Having a study book really helped me focus on just passing the exam. That is the goal.

Study books go through concepts while having questions at end of each chapter. Helps keep focused on what they ask on the exam not every aspect of the chapter REMOVING ALL THE NOISE

Also, study books come with full-length exams to help you prepare . I took the one in the book 3 times till I was getting 90%+ right.

The other option to study books are paid courses which give you the extra 30 hours of training. If you need it and are generally video required, with instructors available to answer questions. It really depends on budget and time. If your company is paying for it I would recommend getting the best of the best. The best by a country mile is Prepcast which includes their top-class exam simulators.

Then I started the jewel in my crown

My own version of a PMP exam….

What I did was…

  1. Gathered the hardest question I came across while studying
  2. Grouping them per the domain percentage

so it helped my learn on topics that they would be asking about while also creating a bank of PMP questions.

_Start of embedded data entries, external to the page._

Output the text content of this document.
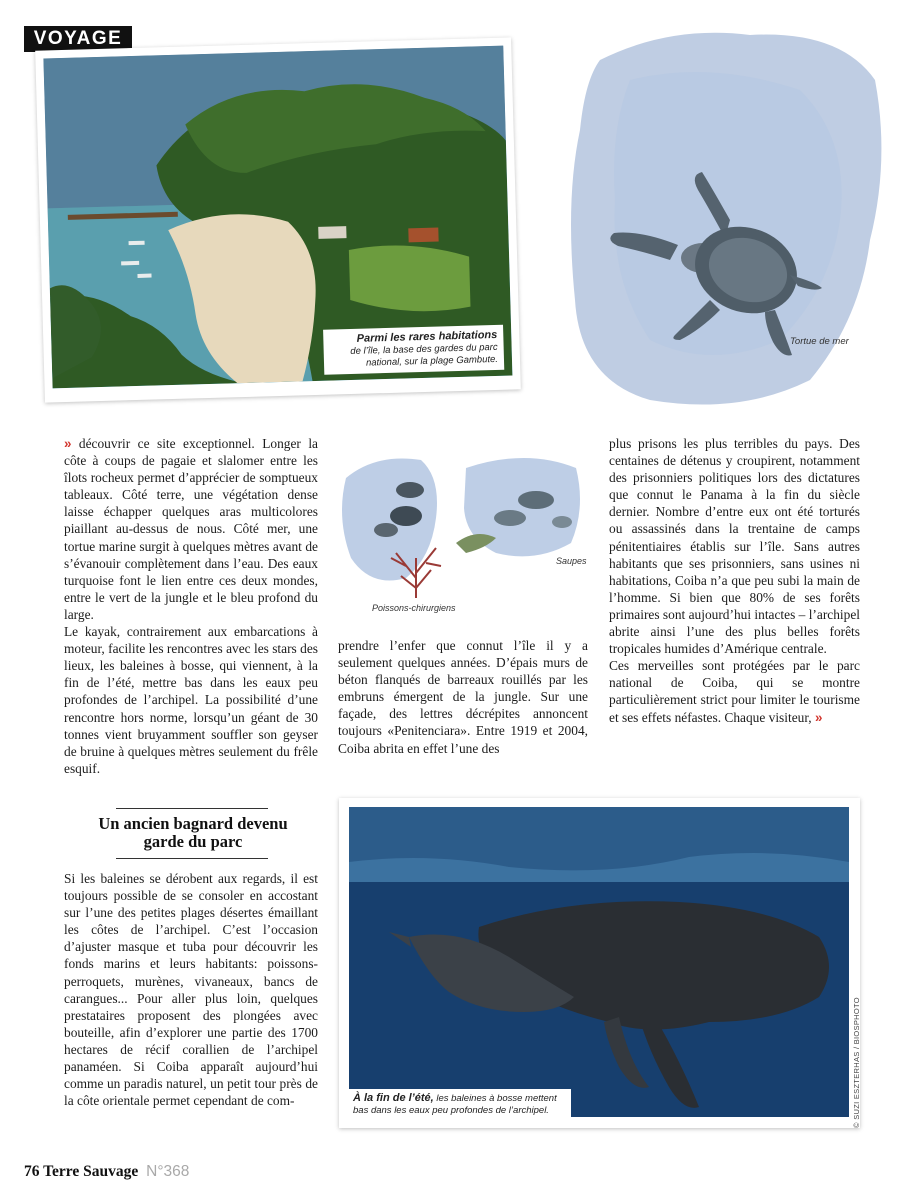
VOYAGE
Parmi les rares habitations
de l’île, la base des gardes du parc national, sur la plage Gambute.
Tortue de mer

» découvrir ce site exceptionnel. Longer la côte à coups de pagaie et slalomer entre les îlots rocheux permet d’apprécier de somptueux tableaux. Côté terre, une végétation dense laisse échapper quelques aras multicolores piaillant au-dessus de nous. Côté mer, une tortue marine surgit à quelques mètres avant de s’évanouir complètement dans l’eau. Des eaux turquoise font le lien entre ces deux mondes, entre le vert de la jungle et le bleu profond du large.

Le kayak, contrairement aux embarcations à moteur, facilite les rencontres avec les stars des lieux, les baleines à bosse, qui viennent, à la fin de l’été, mettre bas dans les eaux peu profondes de l’archipel. La possibilité d’une rencontre hors norme, lorsqu’un géant de 30 tonnes vient bruyamment souffler son geyser de bruine à quelques mètres seulement du frêle esquif.

Saupes
Poissons-chirurgiens

prendre l’enfer que connut l’île il y a seulement quelques années. D’épais murs de béton flanqués de barreaux rouillés par les embruns émergent de la jungle. Sur une façade, des lettres décrépites annoncent toujours «Penitenciara». Entre 1919 et 2004, Coiba abrita en effet l’une des

plus prisons les plus terribles du pays. Des centaines de détenus y croupirent, notamment des prisonniers politiques lors des dictatures que connut le Panama à la fin du siècle dernier. Nombre d’entre eux ont été torturés ou assassinés dans la trentaine de camps pénitentiaires établis sur l’île. Sans autres habitants que ses prisonniers, sans usines ni habitations, Coiba n’a que peu subi la main de l’homme. Si bien que 80% de ses forêts primaires sont aujourd’hui intactes – l’archipel abrite ainsi l’une des plus belles forêts tropicales humides d’Amérique centrale.

Ces merveilles sont protégées par le parc national de Coiba, qui se montre particulièrement strict pour limiter le tourisme et ses effets néfastes. Chaque visiteur, »

Un ancien bagnard devenu garde du parc

Si les baleines se dérobent aux regards, il est toujours possible de se consoler en accostant sur l’une des petites plages désertes émaillant les côtes de l’archipel. C’est l’occasion d’ajuster masque et tuba pour découvrir les fonds marins et leurs habitants: poissons-perroquets, murènes, vivaneaux, bancs de carangues... Pour aller plus loin, quelques prestataires proposent des plongées avec bouteille, afin d’explorer une partie des 1700 hectares de récif corallien de l’archipel panaméen. Si Coiba apparaît aujourd’hui comme un paradis naturel, un petit tour près de la côte orientale permet cependant de com-	À la fin de l’été, les baleines à bosse mettent bas dans les eaux peu profondes de l’archipel.	© SUZI ESZTERHAS / BIOSPHOTO
76 Terre Sauvage N°368
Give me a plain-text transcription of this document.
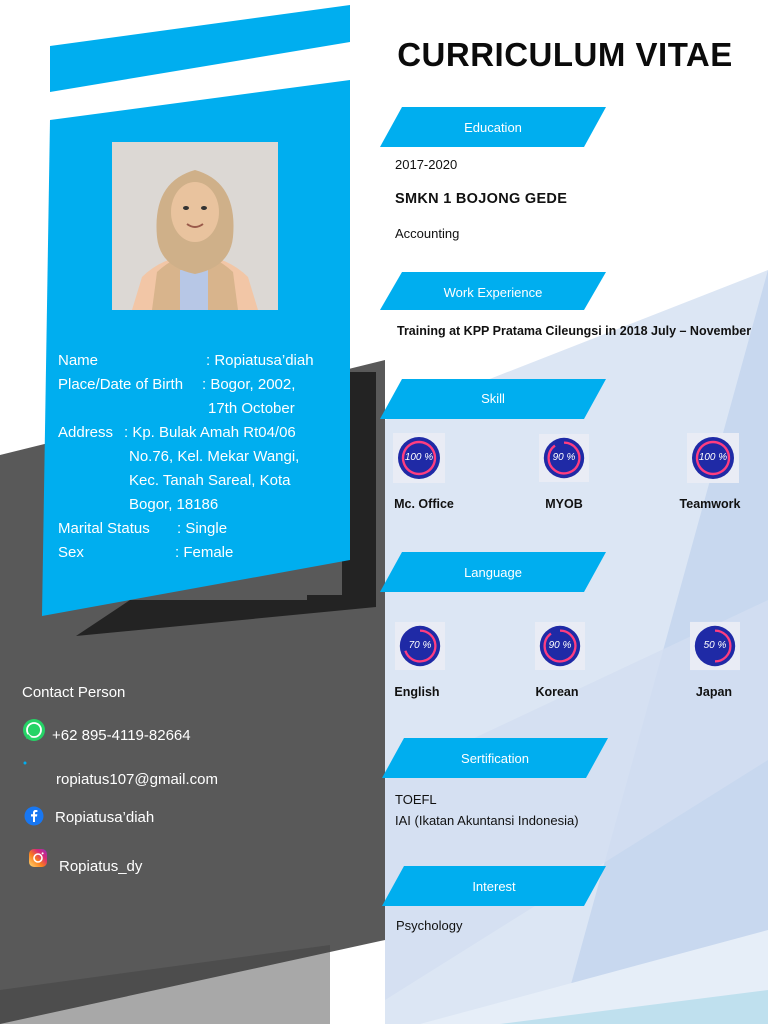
CURRICULUM VITAE
Name	: Ropiatusa’diah
Place/Date of Birth : Bogor, 2002,
17th October
Address : Kp. Bulak Amah Rt04/06
No.76, Kel. Mekar Wangi,
Kec. Tanah Sareal, Kota
Bogor, 18186
Marital Status : Single
Sex	: Female
Contact Person
+62 895-4119-82664
ropiatus107@gmail.com
Ropiatusa’diah
Ropiatus_dy
Education
2017-2020
SMKN 1 BOJONG GEDE
Accounting
Work Experience
Training at KPP Pratama Cileungsi in 2018 July – November
Skill
100 %
Mc. Office
90 %
MYOB
100 %
Teamwork
Language
70 %
English
90 %
Korean
50 %
Japan
Sertification
TOEFL
IAI (Ikatan Akuntansi Indonesia)
Interest
Psychology
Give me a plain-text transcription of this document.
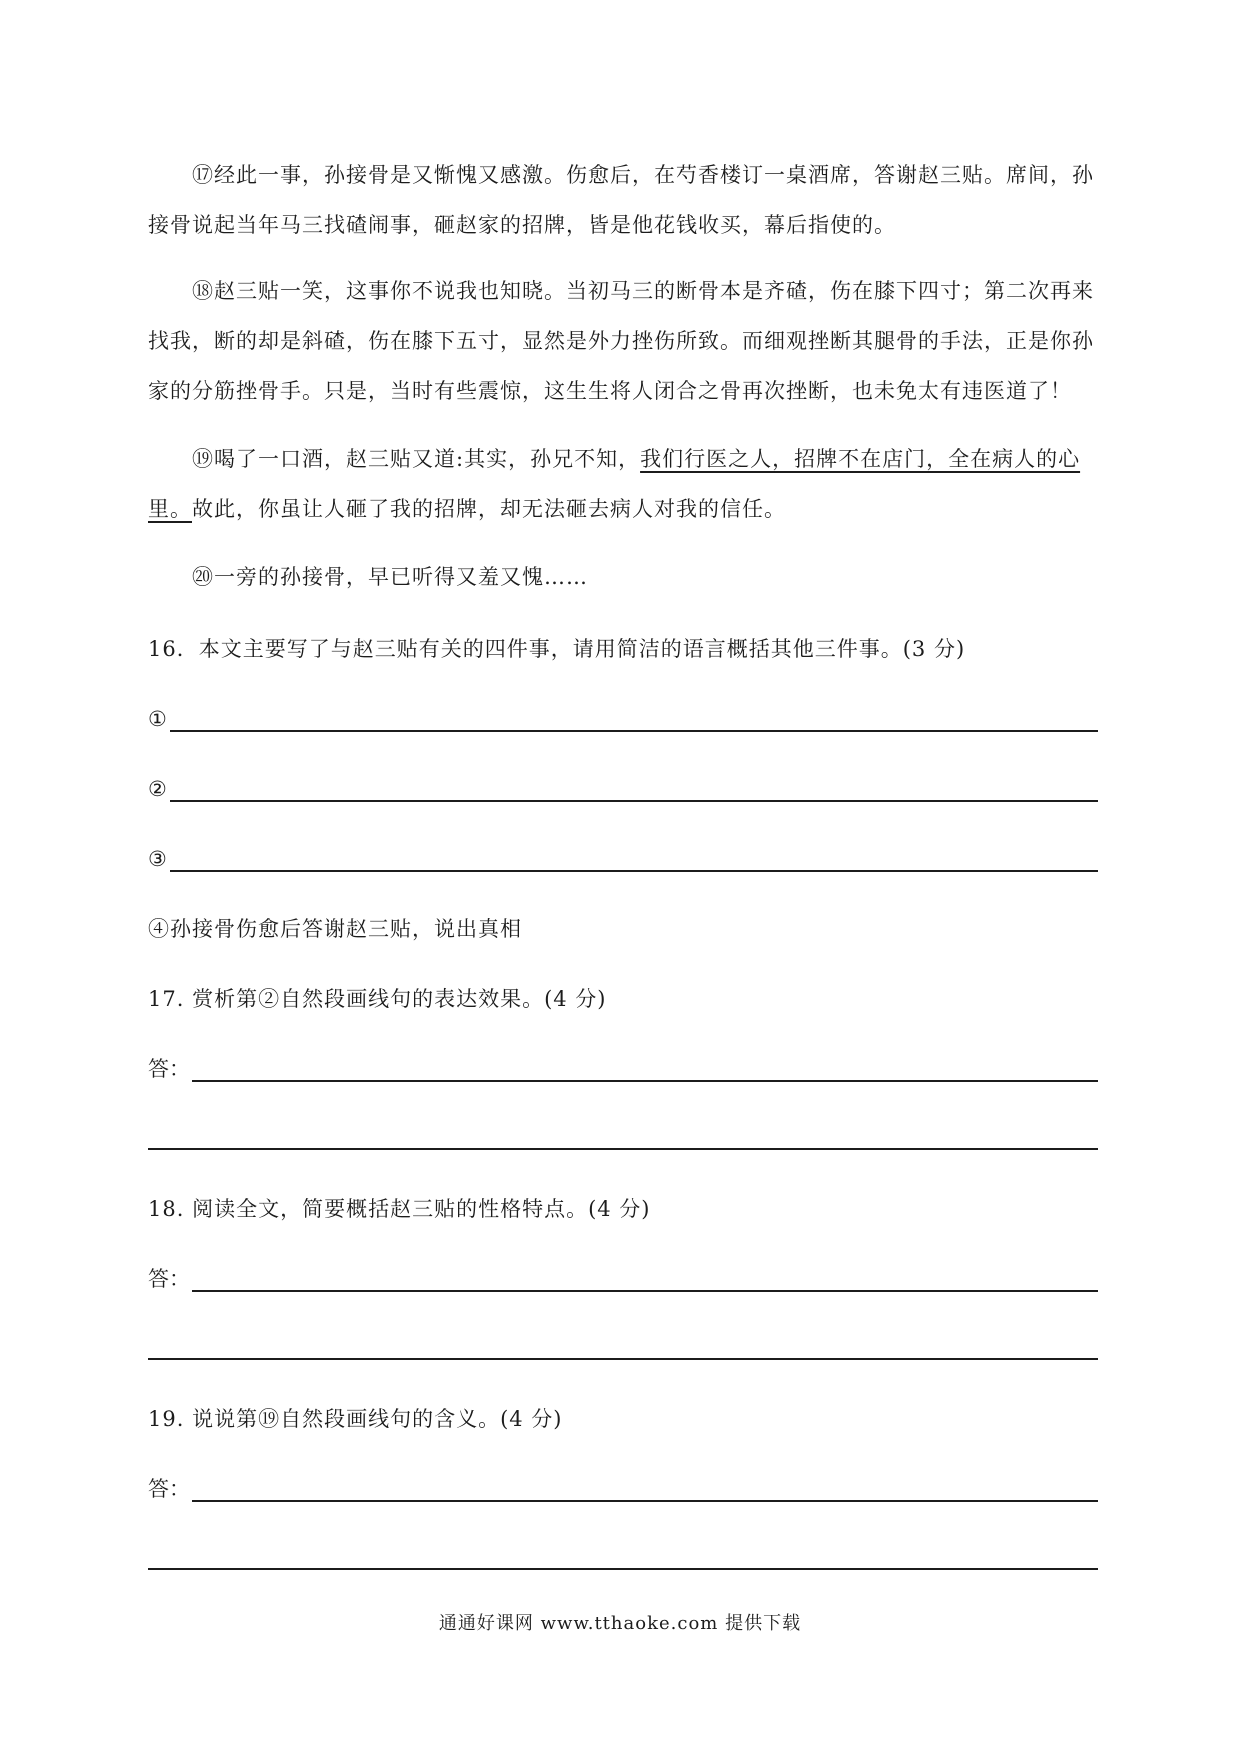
⑰经此一事，孙接骨是又惭愧又感激。伤愈后，在芍香楼订一桌酒席，答谢赵三贴。席间，孙接骨说起当年马三找碴闹事，砸赵家的招牌，皆是他花钱收买，幕后指使的。

⑱赵三贴一笑，这事你不说我也知晓。当初马三的断骨本是齐碴，伤在膝下四寸；第二次再来找我，断的却是斜碴，伤在膝下五寸，显然是外力挫伤所致。而细观挫断其腿骨的手法，正是你孙家的分筋挫骨手。只是，当时有些震惊，这生生将人闭合之骨再次挫断，也未免太有违医道了！

⑲喝了一口酒，赵三贴又道:其实，孙兄不知，我们行医之人，招牌不在店门，全在病人的心里。故此，你虽让人砸了我的招牌，却无法砸去病人对我的信任。

⑳一旁的孙接骨，早已听得又羞又愧……

16．本文主要写了与赵三贴有关的四件事，请用简洁的语言概括其他三件事。(3 分)

①
②
③

④孙接骨伤愈后答谢赵三贴，说出真相

17. 赏析第②自然段画线句的表达效果。(4 分)

答：

18. 阅读全文，简要概括赵三贴的性格特点。(4 分)

答：

19. 说说第⑲自然段画线句的含义。(4 分)

答：
通通好课网 www.tthaoke.com 提供下载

To make the exam accessible for others I took my master spreadsheet and put them all into a Google form so it could be taken as a quiz. I’m immensely proud to say I have had over 2000 attempts at my PMP practice exam quiz which makes all the hard work worth it.

To be honest you couldn’t do enough exams. Its simply the best way to test yourself and predict how well you will get on at the PMP exam. Try take as many as possible.

I have listed a bunch of free exams in the pmp study guide!!!

BUT if you refer to one of the books or courses you will get access to the latest and greatest practice exams.

You pay for what you get so accessing free vs paid online you should have that expectation.

After going to all this work I did indeed pass the exam walking out with my head held high proud as punch.

It wasn’t till after passing I realized the most daunting thing about my PMP exam experience. I actually will never use the PMBOK processes as I work with agile teams. So I started studying the PMI-ACP exam.